We have been overhauled follicularly, medically and dentally and given the all clear. Our booster vaccinations are all that remain. We have caught up with Kirsten and Stuart; and Catriona is able to live with us as a day pupil for most of the time. It is good to be able to do again the normal things parents do for their children here. We hope to see Gregor after this weekend. Sartorially, too, we have ditched the more dowdy items from our 'salaula' and 'mish' box wardrobes in preparation for the wedding. Kirsten, our elder daughter, and Stuart are to be married on 12 June in St Andrews.
These past two weeks have been taken up with deputation work in the Presbyteries of St Andrews and Stirling, preaching at Sunday services and speaking to various Church groups at different times and places through the week. It has been good too to visit hospitals and schools and see the latest developments in health and education. The new St Andrews Community Hospital is a striking and beautifully equipped modern complex, with excellent and committed staff to go with it.
We have enjoyed visiting old friends in the various churches that support our work and raising awareness of the work and needs of the church, school and hospital at Mwandi. We have travelled from St Andrews in the east to Balfron in the west and have been struck by the warmth of the welcome and the hospitality and kindness we have received from the congregations we have visited.

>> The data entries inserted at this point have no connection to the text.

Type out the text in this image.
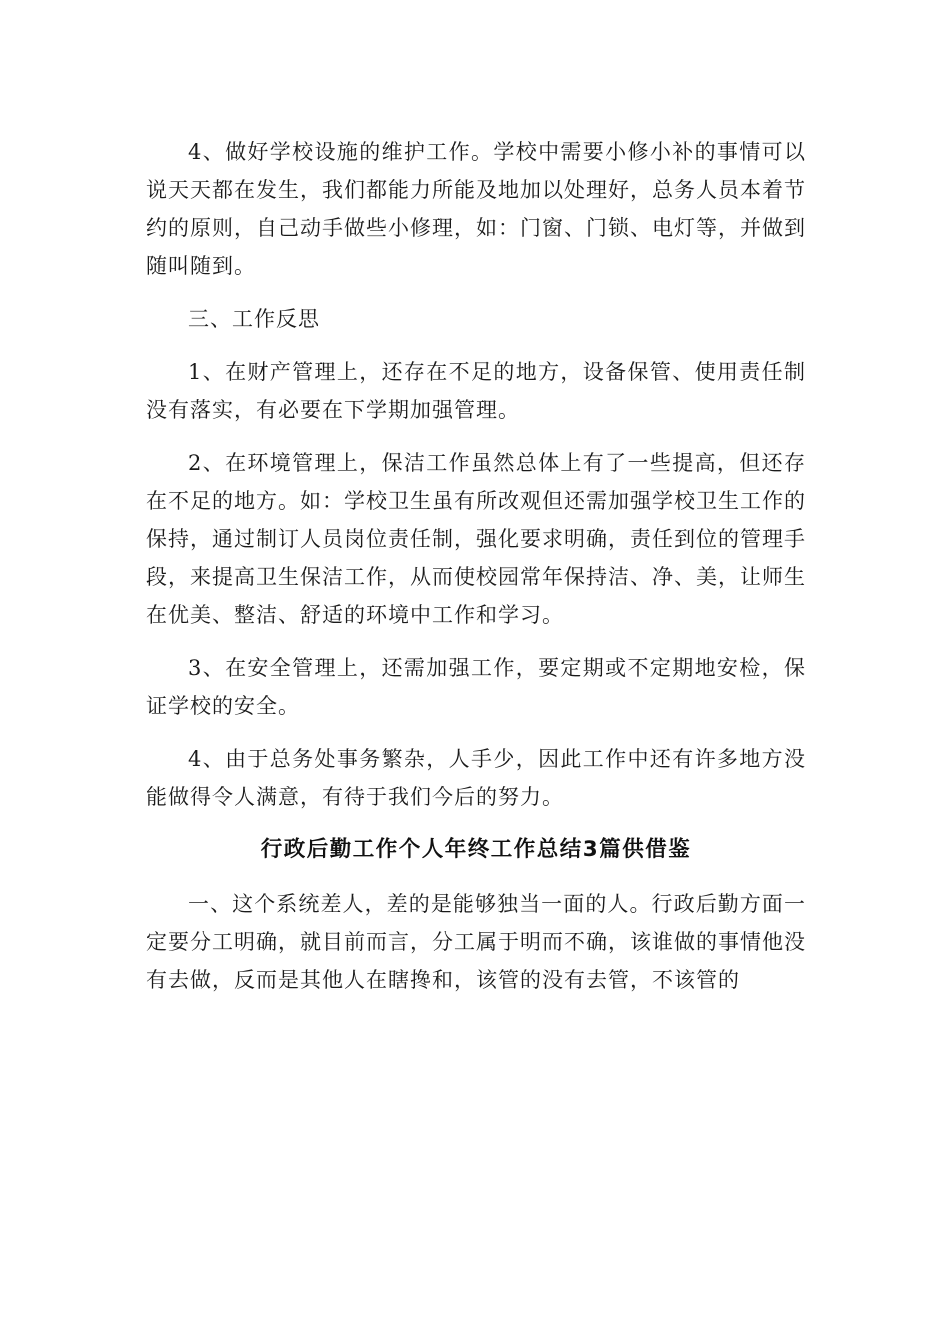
4、做好学校设施的维护工作。学校中需要小修小补的事情可以说天天都在发生，我们都能力所能及地加以处理好，总务人员本着节约的原则，自己动手做些小修理，如：门窗、门锁、电灯等，并做到随叫随到。

三、工作反思

1、在财产管理上，还存在不足的地方，设备保管、使用责任制没有落实，有必要在下学期加强管理。

2、在环境管理上，保洁工作虽然总体上有了一些提高，但还存在不足的地方。如：学校卫生虽有所改观但还需加强学校卫生工作的保持，通过制订人员岗位责任制，强化要求明确，责任到位的管理手段，来提高卫生保洁工作，从而使校园常年保持洁、净、美，让师生在优美、整洁、舒适的环境中工作和学习。

3、在安全管理上，还需加强工作，要定期或不定期地安检，保证学校的安全。

4、由于总务处事务繁杂，人手少，因此工作中还有许多地方没能做得令人满意，有待于我们今后的努力。

行政后勤工作个人年终工作总结3篇供借鉴

一、这个系统差人，差的是能够独当一面的人。行政后勤方面一定要分工明确，就目前而言，分工属于明而不确，该谁做的事情他没有去做，反而是其他人在瞎搀和，该管的没有去管，不该管的
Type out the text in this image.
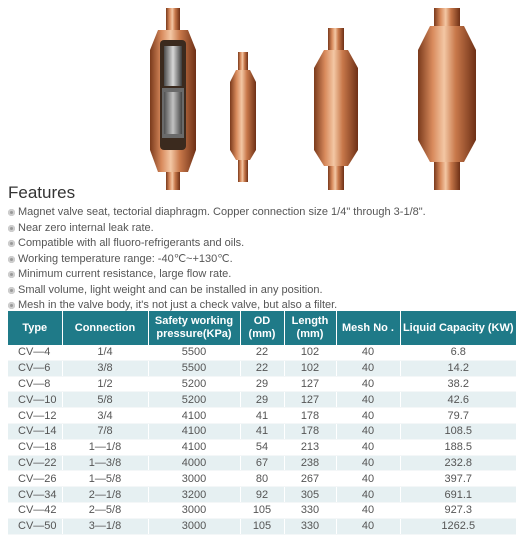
Features
Magnet valve seat, tectorial diaphragm. Copper connection size 1/4" through 3-1/8".
Near zero internal leak rate.
Compatible with all fluoro-refrigerants and oils.
Working temperature range: -40℃~+130℃.
Minimum current resistance, large flow rate.
Small volume, light weight and can be installed in any position.
Mesh in the valve body, it's not just a check valve, but also a filter.
Type	Connection	Safety working pressure(KPa)	OD (mm)	Length (mm)	Mesh No .	Liquid Capacity (KW)
CV—4	1/4	5500	22	102	40	6.8
CV—6	3/8	5500	22	102	40	14.2
CV—8	1/2	5200	29	127	40	38.2
CV—10	5/8	5200	29	127	40	42.6
CV—12	3/4	4100	41	178	40	79.7
CV—14	7/8	4100	41	178	40	108.5
CV—18	1—1/8	4100	54	213	40	188.5
CV—22	1—3/8	4000	67	238	40	232.8
CV—26	1—5/8	3000	80	267	40	397.7
CV—34	2—1/8	3200	92	305	40	691.1
CV—42	2—5/8	3000	105	330	40	927.3
CV—50	3—1/8	3000	105	330	40	1262.5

Although it has been cold we have been fortunate that it has been dry with little rain and even some sun. Spring is a good time to be at home with the lengthening days, the daffodils, anenomes and bluebells in the woods and above the gean, haw blossom and the budding leaves. There are still patches of snow on the Ochils and new grass and lambs in the fields. All signs of grace in the springtime and the renewing of the roots of life.
*salaula (lit: choose, take your pick): Second-hand clothes sent to Africa from Europe and sold everywhere in Zambia. Salaula clothes about 95% of the nation.